Я сел чертить техплан, а Гузель вышла из кабинета, услышав новую ругань Раима. Спустя десять минут она вернулась в слезах, села за компьютер и, похныкивая, продолжила работу.
Следующим утром, на планёрке, Игнатьев отчитал Раима за неподобающее поведение, в частности за то, что довёл Гузель до слёз.
— Ты человек южный, а так ведёшь себя, — говорил он. — Я думал, у вас там принято уважительно относиться к женщинам.
Что именно произошло между ними, я не знаю, но они померились через три дня. А Раим так и не уволился, хотя ещё не раз грозился это сделать.
14
После нескольких случаев, связанных с памятью моих достопочтенных стариков-коллег на утренней планёрке появилось новшество. Теперь Раим, перед тем как сесть на своё место, запускал аудиозапись с ноутбука, выставляя микрофон в нашу сторону. Дело в том, что не были выполнены работы, которые Игнатьев, по его словам, распорядился выполнить на одной из последних планёрок. Никто, кроме самого Игнатьева про эти распоряжения не слышал. Но Игнатьев был точно уверен, что распоряжение он давал, и для предотвращения подобных ситуаций впредь у него на столе однажды появился микрофон. Я еле сдержал смех, поняв, что происходит.
Как всегда передо мной отвечала любовница Игнатьева о своих бухгалтерских вещах. Затем заговорила её мама о срочной необходимости закупить чистящие порошки для технического персонала, чтобы отмыть заброшенную гостиницу. Это моя первая работа, где была ежедневная утренняя планёрка. Возможно, так заведено во всех компаниях, но уж слишком много формальностей, слишком много времени уходит на разговоры. Пятнадцать человек ждут одного. У кого-то ждут Камазы, у кого-то ждёт бригада. Работа пятнадцати людей стоит, пока одна жалуется на отсутствие чистящих порошков для технического персонала. Камазы ждут порошки. Рабочие бригады ждут, пока архитектор объяснит неспешным голосом все свои задумки. На нас всех лишь я, Гульшат и Лиля отвечали кратко и по делу.
— Вадим, что у вас?
Перед каждой планёркой я чуть ли не репетировал свой ответ. Стандартно я отвечал о заслугах прошедшего дня и о клиентах, планирующих прийти накануне. Иногда Гузель меня просила о чём-либо оповестить Игнатьева, иногда он просил передать что-нибудь ей. Не думаю, что в этом было много смысла, учитывая, что Гузель каждый день поднималась к Игнатьеву лично на индивидуальную планёрку. А перед этим она спрашивала меня:
— Михаил Васильевич что-нибудь передавал? Что-нибудь важное озвучивали?

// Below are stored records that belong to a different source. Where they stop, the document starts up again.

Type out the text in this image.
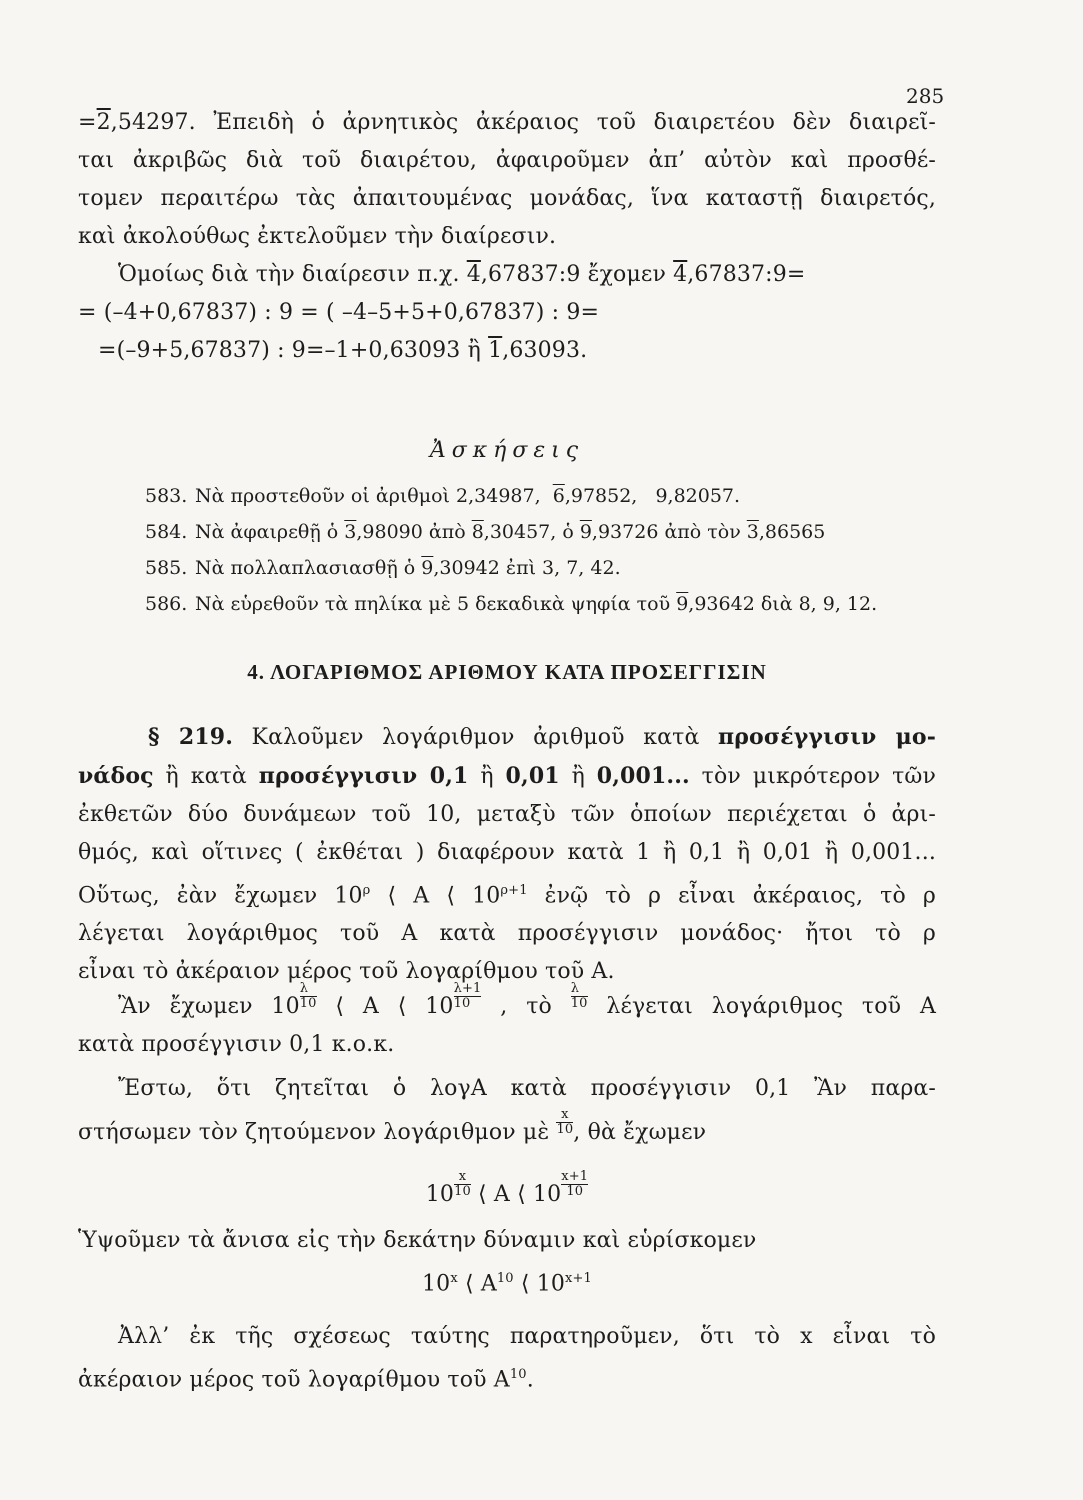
285
=2,54297. Ἐπειδὴ ὁ ἀρνητικὸς ἀκέραιος τοῦ διαιρετέου δὲν διαιρεῖ-
ται ἀκριβῶς διὰ τοῦ διαιρέτου, ἀφαιροῦμεν ἀπ’ αὐτὸν καὶ προσθέ-
τομεν περαιτέρω τὰς ἀπαιτουμένας μονάδας, ἵνα καταστῇ διαιρετός,
καὶ ἀκολούθως ἐκτελοῦμεν τὴν διαίρεσιν.
Ὁμοίως διὰ τὴν διαίρεσιν π.χ. 4,67837:9 ἔχομεν 4,67837:9=
= (–4+0,67837) : 9 = ( –4–5+5+0,67837) : 9=
=(–9+5,67837) : 9=–1+0,63093 ἢ 1,63093.
Ἀσκήσεις
583. Νὰ προστεθοῦν οἱ ἀριθμοὶ 2,34987,  6,97852,   9,82057.
584. Νὰ ἀφαιρεθῇ ὁ 3,98090 ἀπὸ 8,30457, ὁ 9,93726 ἀπὸ τὸν 3,86565
585. Νὰ πολλαπλασιασθῇ ὁ 9,30942 ἐπὶ 3, 7, 42.
586. Νὰ εὑρεθοῦν τὰ πηλίκα μὲ 5 δεκαδικὰ ψηφία τοῦ 9,93642 διὰ 8, 9, 12.
4. ΛΟΓΑΡΙΘΜΟΣ ΑΡΙΘΜΟΥ ΚΑΤΑ ΠΡΟΣΕΓΓΙΣΙΝ
§ 219. Καλοῦμεν λογάριθμον ἀριθμοῦ κατὰ προσέγγισιν μο-
νάδος ἢ κατὰ προσέγγισιν 0,1 ἢ 0,01 ἢ 0,001... τὸν μικρότερον τῶν
ἐκθετῶν δύο δυνάμεων τοῦ 10, μεταξὺ τῶν ὁποίων περιέχεται ὁ ἀρι-
θμός, καὶ οἵτινες ( ἐκθέται ) διαφέρουν κατὰ 1 ἢ 0,1 ἢ 0,01 ἢ 0,001...
Οὕτως, ἐὰν ἔχωμεν $10^\rho$ ⟨ Α ⟨ $10^{\rho+1}$ ἐνῷ τὸ ρ εἶναι ἀκέραιος, τὸ ρ
λέγεται λογάριθμος τοῦ Α κατὰ προσέγγισιν μονάδος· ἤτοι τὸ ρ
εἶναι τὸ ἀκέραιον μέρος τοῦ λογαρίθμου τοῦ Α.
Ἂν ἔχωμεν $10 \frac{\lambda}{10}$ ⟨ Α ⟨ $10 \frac{\lambda+1}{10}$ , τὸ $\frac{\lambda}{10}$ λέγεται λογάριθμος τοῦ Α
κατὰ προσέγγισιν 0,1 κ.ο.κ.
Ἔστω, ὅτι ζητεῖται ὁ λογΑ κατὰ προσέγγισιν 0,1 Ἂν παρα-
στήσωμεν τὸν ζητούμενον λογάριθμον μὲ $\frac{x}{10}$ , θὰ ἔχωμεν
$10 \frac{x}{10}$ ⟨ Α ⟨ $10 \frac{x+1}{10}$
Ὑψοῦμεν τὰ ἄνισα εἰς τὴν δεκάτην δύναμιν καὶ εὑρίσκομεν
10$^x$ ⟨ $A^{10}$ ⟨ $10^{x+1}$
Ἀλλ’ ἐκ τῆς σχέσεως ταύτης παρατηροῦμεν, ὅτι τὸ x εἶναι τὸ
ἀκέραιον μέρος τοῦ λογαρίθμου τοῦ $A^{10}$.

А потом поднималась к Игнатьеву и проводила там одна столько же времени, сколько длится вся планёрка.
Чаще всего на старика было жалко смотреть. Потому что каждое утро пятнадцать человек несли с собой в его кабинет плохие новости. Люди не укладывались в установленные Игнатьевым сроки, возможно, сроки были слишком суровыми, я знать не могу, но сути это дело не меняет. Игнатьеву приходилось слышать практически ото всех и всегда о невыполненных работах.
Я, например, не сдал ни одного помещения, которое могло бы существенно увеличить доход компании. Архитектор не радовал идеями, Гульшат предрекала проигрыши в судах, баба из отдела кадров не могла найти человека на должность администратора гостиницы, которую пытаются восстановить. Техника ломалась, требуя дополнительных денег, инженеры не могли воссоздать производство бордюра. На всё это Игнатьев реагировал внешне спокойно, но я видел, как внутри у него вскипала кровь, которую он подавлял, отворачиваясь в окно, откуда било солнце так, что приходилось щуриться. Когда Игнатьев успокаивался, он бросал из рук свою любимую бумажку, когда он вновь начинал расстраиваться, брал её снова в руки и крутил, вертел её всеми пальцами, а потом снова ударял взор в окно.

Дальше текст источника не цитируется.